As of 2009, there are only a few large markets where Google is not the leading search engine. In most cases, when Google is not leading in a given market, it is lagging behind a local player. The most notable example markets are China, Japan, South Korea, Russia, and the Czech Republic, where, respectively, Baidu, Yahoo! Japan, Naver, Yandex, and Seznam are market leaders.

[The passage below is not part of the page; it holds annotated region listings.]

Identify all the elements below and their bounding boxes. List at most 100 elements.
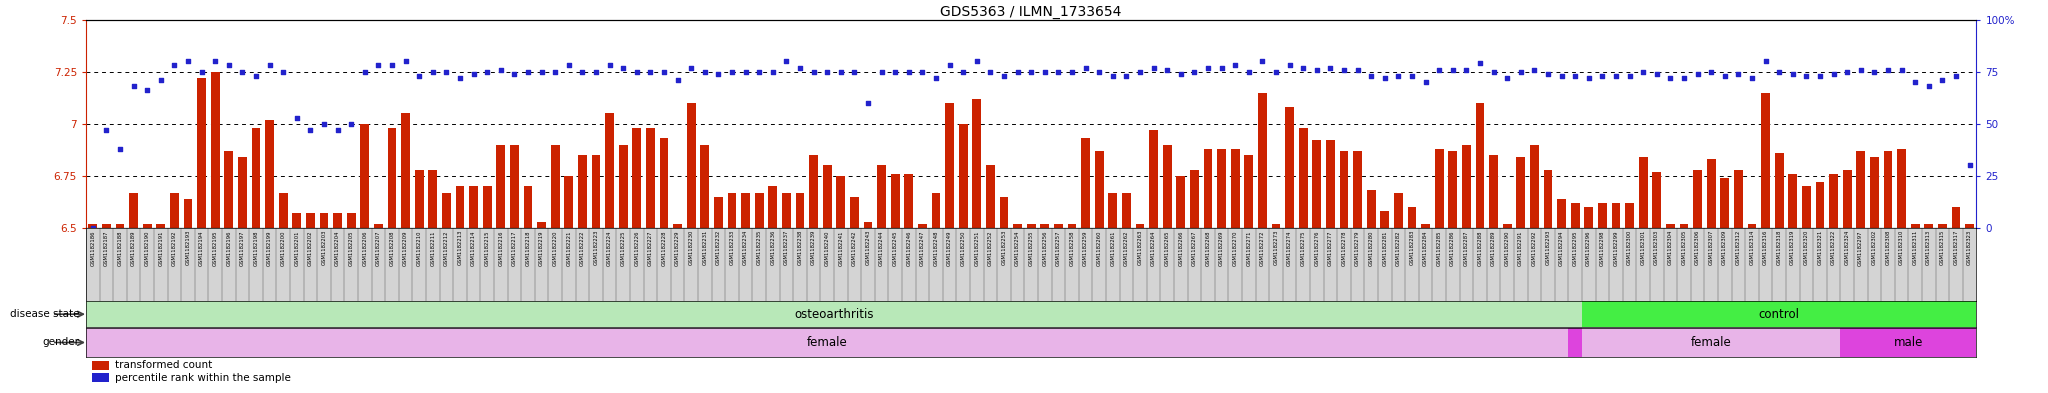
Text: transformed count: transformed count <box>115 360 211 370</box>
Bar <box>1245 155 1253 228</box>
Point <box>1776 71 1808 77</box>
Point <box>1260 68 1292 75</box>
Bar <box>795 193 805 228</box>
Point <box>1626 68 1659 75</box>
Text: GSM1182207: GSM1182207 <box>377 230 381 266</box>
Bar <box>958 124 967 228</box>
Bar <box>999 196 1008 228</box>
Bar <box>88 224 96 228</box>
Text: GSM1182274: GSM1182274 <box>1286 230 1292 266</box>
Bar <box>496 145 506 228</box>
Point <box>225 68 258 75</box>
Point <box>1042 68 1075 75</box>
Point <box>1491 75 1524 81</box>
Text: GSM1182319: GSM1182319 <box>1790 230 1796 266</box>
Bar <box>578 155 588 228</box>
Point <box>172 58 205 64</box>
Text: GSM1182324: GSM1182324 <box>1845 230 1849 266</box>
Text: GSM1182297: GSM1182297 <box>1858 230 1864 266</box>
Text: GSM1182257: GSM1182257 <box>1057 230 1061 266</box>
Text: GSM1182320: GSM1182320 <box>1804 230 1808 266</box>
Bar <box>985 165 995 228</box>
Bar <box>1855 151 1866 228</box>
Point <box>864 68 897 75</box>
Text: male: male <box>1894 336 1923 349</box>
Point <box>715 68 748 75</box>
Point <box>1884 66 1917 73</box>
Text: GSM1182236: GSM1182236 <box>770 230 776 266</box>
Text: GSM1182304: GSM1182304 <box>1667 230 1673 266</box>
Bar <box>401 114 410 228</box>
Bar <box>973 99 981 228</box>
Text: GSM1182234: GSM1182234 <box>743 230 748 266</box>
Bar <box>1298 128 1307 228</box>
Point <box>1532 71 1565 77</box>
Point <box>457 71 489 77</box>
Text: GSM1182302: GSM1182302 <box>1872 230 1876 266</box>
Text: GSM1182296: GSM1182296 <box>1587 230 1591 266</box>
Text: GSM1182273: GSM1182273 <box>1274 230 1278 266</box>
Point <box>213 62 246 69</box>
Text: GSM1182226: GSM1182226 <box>635 230 639 266</box>
Text: GSM1182214: GSM1182214 <box>471 230 475 266</box>
Bar <box>1530 145 1538 228</box>
Text: GSM1182286: GSM1182286 <box>1450 230 1456 266</box>
Point <box>905 68 938 75</box>
Bar <box>674 224 682 228</box>
Bar <box>1870 157 1878 228</box>
Point <box>1667 75 1700 81</box>
Text: GSM1182221: GSM1182221 <box>567 230 571 266</box>
Point <box>471 68 504 75</box>
Text: GSM1182240: GSM1182240 <box>825 230 829 266</box>
Bar <box>756 193 764 228</box>
Point <box>1749 58 1782 64</box>
Text: GSM1182256: GSM1182256 <box>1042 230 1047 266</box>
Bar <box>1014 224 1022 228</box>
Point <box>1368 75 1401 81</box>
Text: GSM1182247: GSM1182247 <box>920 230 926 266</box>
Point <box>784 64 817 71</box>
Point <box>1763 68 1796 75</box>
Point <box>1954 162 1987 169</box>
Point <box>322 127 354 133</box>
Point <box>117 83 150 90</box>
Bar <box>1706 159 1716 228</box>
Bar <box>1571 203 1579 228</box>
Point <box>498 71 530 77</box>
Point <box>307 121 340 127</box>
Text: GSM1182249: GSM1182249 <box>946 230 952 266</box>
Text: GSM1182248: GSM1182248 <box>934 230 938 266</box>
Bar <box>686 103 696 228</box>
Point <box>266 68 299 75</box>
Point <box>1708 73 1741 79</box>
Text: GSM1182275: GSM1182275 <box>1300 230 1307 266</box>
Point <box>1804 73 1837 79</box>
Bar <box>1665 224 1675 228</box>
Point <box>565 68 598 75</box>
Bar <box>1694 170 1702 228</box>
Point <box>158 62 190 69</box>
Bar <box>346 213 356 228</box>
Text: GSM1182193: GSM1182193 <box>186 230 190 266</box>
Point <box>1341 66 1374 73</box>
Bar <box>1436 149 1444 228</box>
Text: disease state: disease state <box>10 309 80 319</box>
Bar <box>1841 328 1976 357</box>
Point <box>524 68 557 75</box>
Bar <box>279 193 287 228</box>
Text: GSM1182267: GSM1182267 <box>1192 230 1196 266</box>
Bar <box>1462 145 1470 228</box>
Bar <box>1720 178 1729 228</box>
Text: GSM1182246: GSM1182246 <box>907 230 911 266</box>
Bar <box>1149 130 1157 228</box>
Text: GSM1182229: GSM1182229 <box>676 230 680 266</box>
Bar <box>1489 155 1497 228</box>
Text: GSM1182230: GSM1182230 <box>688 230 694 266</box>
Bar <box>387 128 397 228</box>
Bar <box>1952 207 1960 228</box>
Point <box>838 68 870 75</box>
Text: GSM1182258: GSM1182258 <box>1069 230 1075 266</box>
Point <box>606 64 639 71</box>
Point <box>1245 58 1278 64</box>
Bar <box>1380 211 1389 228</box>
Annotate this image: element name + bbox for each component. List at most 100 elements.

Successful search optimization for international markets may require professional translation of web pages, registration of a domain name with a top-level domain in the target market, and web hosting that provides a local IP address. Otherwise, the fundamental elements of search optimization are essentially the same, regardless of language.

 

Legal precedents

On October 17, 2002, SearchKing filed a suit in the United States District Court, Western District of Oklahoma, against the search engine Google. SearchKing's claim was that Google's tactics to prevent spamdexing constituted tortious interference with contractual relations. On May 27, 2003, the court granted Google's motion to dismiss the complaint because SearchKing "failed to state a claim upon which relief may be granted."

In March 2006, KinderStart filed a lawsuit against Google over search engine rankings. KinderStart's website was removed from Google's index prior to the lawsuit, and the amount of traffic to the site dropped by 70%. On March 16, 2007, the United States District Court for the Northern District of California (San Jose Division) dismissed KinderStart's complaint without leave to amend and partially granted Google's motion for Rule 11 sanctions against KinderStart's attorney, requiring him to pay part of Google's legal expenses.